En ce qui concerne les paramètres de détection des formants, ceux compris dans la liste ci-dessous sont demeurés fixes pendant toute l’analyse :

- Méthode : Burg

- Pré-emphase à partir de : 50,0 Hz - Largeur de la fenêtre : 0,025 s - Intervalle dynamique : 30,0 dB

Le seuil maximal de détection et le nombre de formants à détecter dans l’intervalle ont quant à eux été optimisés pour chaque occurrence, plus d’une configuration étant parfois nécessaire. En dépit de ces précautions, certaines valeurs sont manquantes, en particulier le F3 de /o/ et de /u/ sur une partie ou la totalité de la durée, représentant 0,71 % de l’ensemble des mesures formantiques possibles et 1,98 % des mesures de F3 possibles.
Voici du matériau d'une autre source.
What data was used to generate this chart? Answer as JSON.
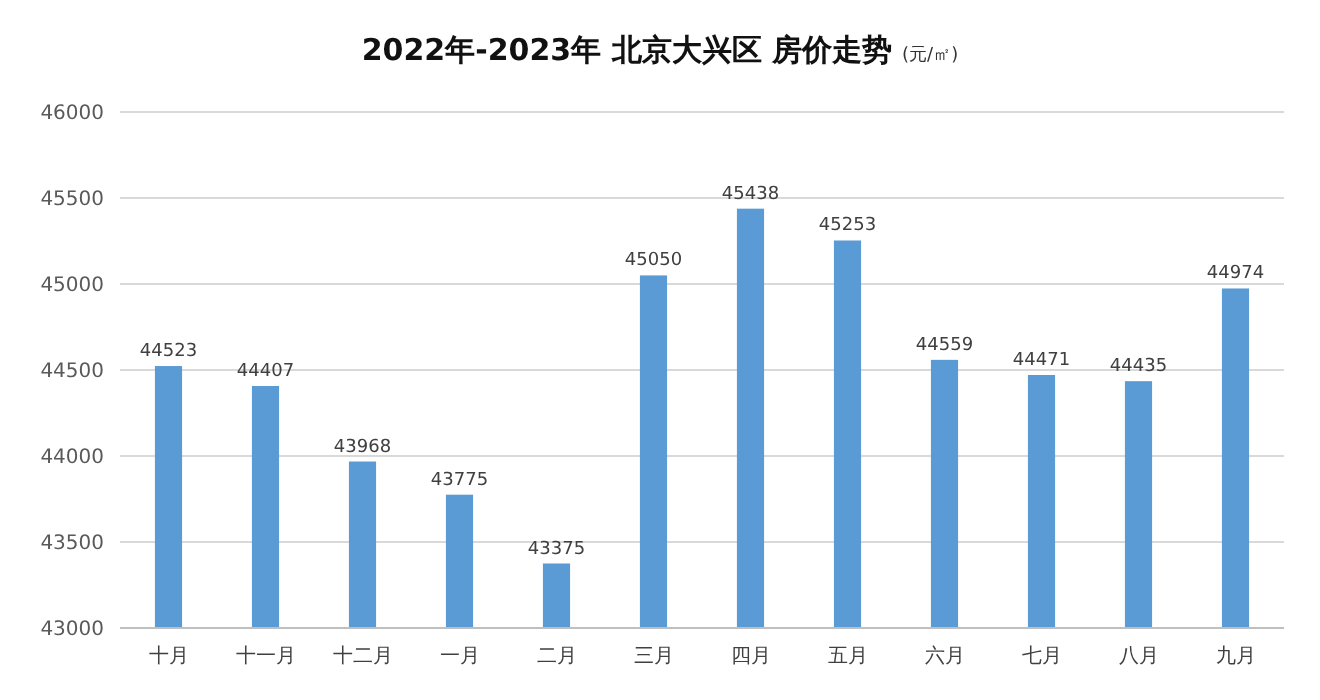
{
  "chart_data": {
    "type": "bar",
    "title": "2022年-2023年 北京大兴区 房价走势",
    "subtitle": "(元/㎡)",
    "categories": [
      "十月",
      "十一月",
      "十二月",
      "一月",
      "二月",
      "三月",
      "四月",
      "五月",
      "六月",
      "七月",
      "八月",
      "九月"
    ],
    "values": [
      44523,
      44407,
      43968,
      43775,
      43375,
      45050,
      45438,
      45253,
      44559,
      44471,
      44435,
      44974
    ],
    "color": "#5b9bd5",
    "ylim": [
      43000,
      46000
    ],
    "yticks": [
      43000,
      43500,
      44000,
      44500,
      45000,
      45500,
      46000
    ],
    "grid": "y",
    "data_labels": true
  }
}
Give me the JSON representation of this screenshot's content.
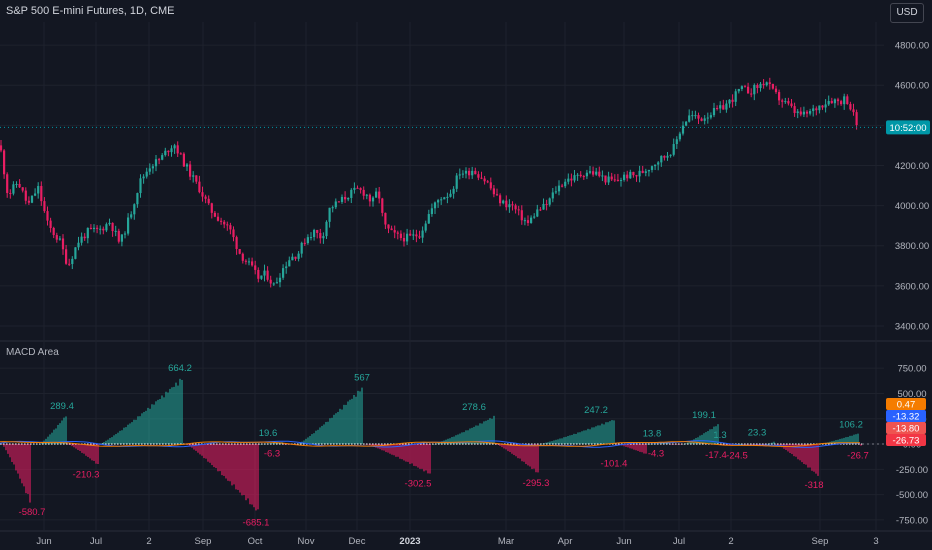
{
  "header": {
    "title": "S&P 500 E-mini Futures, 1D, CME",
    "currency_button": "USD"
  },
  "colors": {
    "background": "#131722",
    "up": "#26a69a",
    "down": "#e91e63",
    "grid": "#1e222d",
    "text": "#b2b5be"
  },
  "price_tag": {
    "label": "10:52:00",
    "color": "#0097a7"
  },
  "indicator": {
    "name": "MACD Area",
    "value_tags": [
      {
        "label": "0.47",
        "color": "#f57c00"
      },
      {
        "label": "-13.32",
        "color": "#2962ff"
      },
      {
        "label": "-13.80",
        "color": "#ef5350"
      },
      {
        "label": "-26.73",
        "color": "#f23645"
      }
    ]
  },
  "chart_data": [
    {
      "type": "candlestick",
      "title": "S&P 500 E-mini Futures, 1D, CME",
      "y_ticks": [
        "4800.00",
        "4600.00",
        "4400.00",
        "4200.00",
        "4000.00",
        "3800.00",
        "3600.00",
        "3400.00"
      ],
      "ylim": [
        3330,
        4915
      ],
      "x_ticks": [
        "Jun",
        "Jul",
        "2",
        "Sep",
        "Oct",
        "Nov",
        "Dec",
        "2023",
        "Mar",
        "Apr",
        "Jun",
        "Jul",
        "2",
        "Sep",
        "3"
      ],
      "grid": true,
      "close_path": [
        [
          0,
          4300
        ],
        [
          8,
          4050
        ],
        [
          18,
          4120
        ],
        [
          28,
          4000
        ],
        [
          38,
          4090
        ],
        [
          48,
          3900
        ],
        [
          60,
          3820
        ],
        [
          68,
          3700
        ],
        [
          78,
          3820
        ],
        [
          88,
          3870
        ],
        [
          100,
          3880
        ],
        [
          110,
          3920
        ],
        [
          120,
          3810
        ],
        [
          130,
          3950
        ],
        [
          140,
          4120
        ],
        [
          150,
          4200
        ],
        [
          160,
          4230
        ],
        [
          168,
          4280
        ],
        [
          174,
          4310
        ],
        [
          182,
          4230
        ],
        [
          190,
          4160
        ],
        [
          200,
          4080
        ],
        [
          210,
          3980
        ],
        [
          220,
          3930
        ],
        [
          230,
          3880
        ],
        [
          240,
          3760
        ],
        [
          250,
          3700
        ],
        [
          258,
          3640
        ],
        [
          266,
          3660
        ],
        [
          274,
          3600
        ],
        [
          282,
          3680
        ],
        [
          290,
          3740
        ],
        [
          298,
          3760
        ],
        [
          306,
          3840
        ],
        [
          314,
          3870
        ],
        [
          322,
          3840
        ],
        [
          330,
          3990
        ],
        [
          340,
          4020
        ],
        [
          350,
          4060
        ],
        [
          358,
          4080
        ],
        [
          366,
          4060
        ],
        [
          372,
          4010
        ],
        [
          378,
          4080
        ],
        [
          384,
          3900
        ],
        [
          392,
          3860
        ],
        [
          400,
          3840
        ],
        [
          410,
          3840
        ],
        [
          420,
          3860
        ],
        [
          430,
          3970
        ],
        [
          440,
          4040
        ],
        [
          450,
          4060
        ],
        [
          460,
          4170
        ],
        [
          466,
          4160
        ],
        [
          472,
          4180
        ],
        [
          480,
          4150
        ],
        [
          488,
          4110
        ],
        [
          496,
          4040
        ],
        [
          504,
          4010
        ],
        [
          512,
          4000
        ],
        [
          520,
          3950
        ],
        [
          528,
          3910
        ],
        [
          536,
          3970
        ],
        [
          546,
          4000
        ],
        [
          556,
          4080
        ],
        [
          566,
          4130
        ],
        [
          576,
          4140
        ],
        [
          586,
          4170
        ],
        [
          596,
          4160
        ],
        [
          606,
          4130
        ],
        [
          616,
          4120
        ],
        [
          626,
          4150
        ],
        [
          636,
          4150
        ],
        [
          646,
          4180
        ],
        [
          656,
          4220
        ],
        [
          666,
          4250
        ],
        [
          674,
          4290
        ],
        [
          682,
          4400
        ],
        [
          690,
          4450
        ],
        [
          700,
          4430
        ],
        [
          710,
          4460
        ],
        [
          720,
          4480
        ],
        [
          730,
          4520
        ],
        [
          740,
          4580
        ],
        [
          750,
          4570
        ],
        [
          760,
          4600
        ],
        [
          766,
          4620
        ],
        [
          772,
          4570
        ],
        [
          780,
          4530
        ],
        [
          788,
          4500
        ],
        [
          796,
          4460
        ],
        [
          804,
          4450
        ],
        [
          812,
          4470
        ],
        [
          820,
          4500
        ],
        [
          830,
          4530
        ],
        [
          840,
          4520
        ],
        [
          846,
          4540
        ],
        [
          852,
          4470
        ],
        [
          858,
          4390
        ]
      ]
    },
    {
      "type": "histogram",
      "title": "MACD Area",
      "y_ticks": [
        "750.00",
        "500.00",
        "250.00",
        "0.00",
        "-250.00",
        "-500.00",
        "-750.00"
      ],
      "ylim": [
        -850,
        910
      ],
      "segments": [
        {
          "start": 2,
          "end": 30,
          "peak": -580.7
        },
        {
          "start": 40,
          "end": 66,
          "peak": 289.4
        },
        {
          "start": 68,
          "end": 98,
          "peak": -210.3
        },
        {
          "start": 100,
          "end": 182,
          "peak": 664.2
        },
        {
          "start": 186,
          "end": 258,
          "peak": -685.1
        },
        {
          "start": 260,
          "end": 282,
          "peak": 19.6
        },
        {
          "start": 284,
          "end": 296,
          "peak": -6.3
        },
        {
          "start": 298,
          "end": 362,
          "peak": 567
        },
        {
          "start": 366,
          "end": 430,
          "peak": -302.5
        },
        {
          "start": 434,
          "end": 494,
          "peak": 278.6
        },
        {
          "start": 496,
          "end": 538,
          "peak": -295.3
        },
        {
          "start": 540,
          "end": 614,
          "peak": 247.2
        },
        {
          "start": 616,
          "end": 646,
          "peak": -101.4
        },
        {
          "start": 648,
          "end": 668,
          "peak": 13.8
        },
        {
          "start": 670,
          "end": 682,
          "peak": -4.3
        },
        {
          "start": 684,
          "end": 718,
          "peak": 199.1
        },
        {
          "start": 720,
          "end": 732,
          "peak": -17.4
        },
        {
          "start": 734,
          "end": 742,
          "peak": 1.3
        },
        {
          "start": 744,
          "end": 766,
          "peak": -24.5
        },
        {
          "start": 768,
          "end": 774,
          "peak": 23.3
        },
        {
          "start": 776,
          "end": 818,
          "peak": -318
        },
        {
          "start": 820,
          "end": 858,
          "peak": 106.2
        },
        {
          "start": 859,
          "end": 862,
          "peak": -26.7
        }
      ],
      "data_labels": [
        {
          "text": "664.2",
          "x": 180,
          "value": 664.2
        },
        {
          "text": "567",
          "x": 362,
          "value": 567
        },
        {
          "text": "289.4",
          "x": 62,
          "value": 289.4
        },
        {
          "text": "278.6",
          "x": 474,
          "value": 278.6
        },
        {
          "text": "247.2",
          "x": 596,
          "value": 247.2
        },
        {
          "text": "199.1",
          "x": 704,
          "value": 199.1
        },
        {
          "text": "19.6",
          "x": 268,
          "value": 19.6
        },
        {
          "text": "13.8",
          "x": 652,
          "value": 13.8
        },
        {
          "text": "1.3",
          "x": 720,
          "value": 1.3
        },
        {
          "text": "23.3",
          "x": 757,
          "value": 23.3
        },
        {
          "text": "106.2",
          "x": 851,
          "value": 106.2
        },
        {
          "text": "-6.3",
          "x": 272,
          "value": -6.3
        },
        {
          "text": "-4.3",
          "x": 656,
          "value": -4.3
        },
        {
          "text": "-17.4",
          "x": 716,
          "value": -17.4
        },
        {
          "text": "-24.5",
          "x": 737,
          "value": -24.5
        },
        {
          "text": "-26.7",
          "x": 858,
          "value": -26.7
        },
        {
          "text": "-210.3",
          "x": 86,
          "value": -210.3
        },
        {
          "text": "-302.5",
          "x": 418,
          "value": -302.5
        },
        {
          "text": "-295.3",
          "x": 536,
          "value": -295.3
        },
        {
          "text": "-101.4",
          "x": 614,
          "value": -101.4
        },
        {
          "text": "-318",
          "x": 814,
          "value": -318
        },
        {
          "text": "-580.7",
          "x": 32,
          "value": -580.7
        },
        {
          "text": "-685.1",
          "x": 256,
          "value": -685.1
        }
      ]
    }
  ]
}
La durée et la fréquence des trois premiers formants à 25 %, à 50 % et à 75 % de la durée ont été relevées automatiquement au moyen d’un script Praat reproduit en Annexe 4. La valeur brute des indices acoustiques relevés, exprimée en hertz ou en secondes, a été utilisée pour nos représentations et analyses. Nous reviendrons brièvement sur ce choix de ne pas normaliser les données dans la section décrivant les analyses statistiques (5.6.1).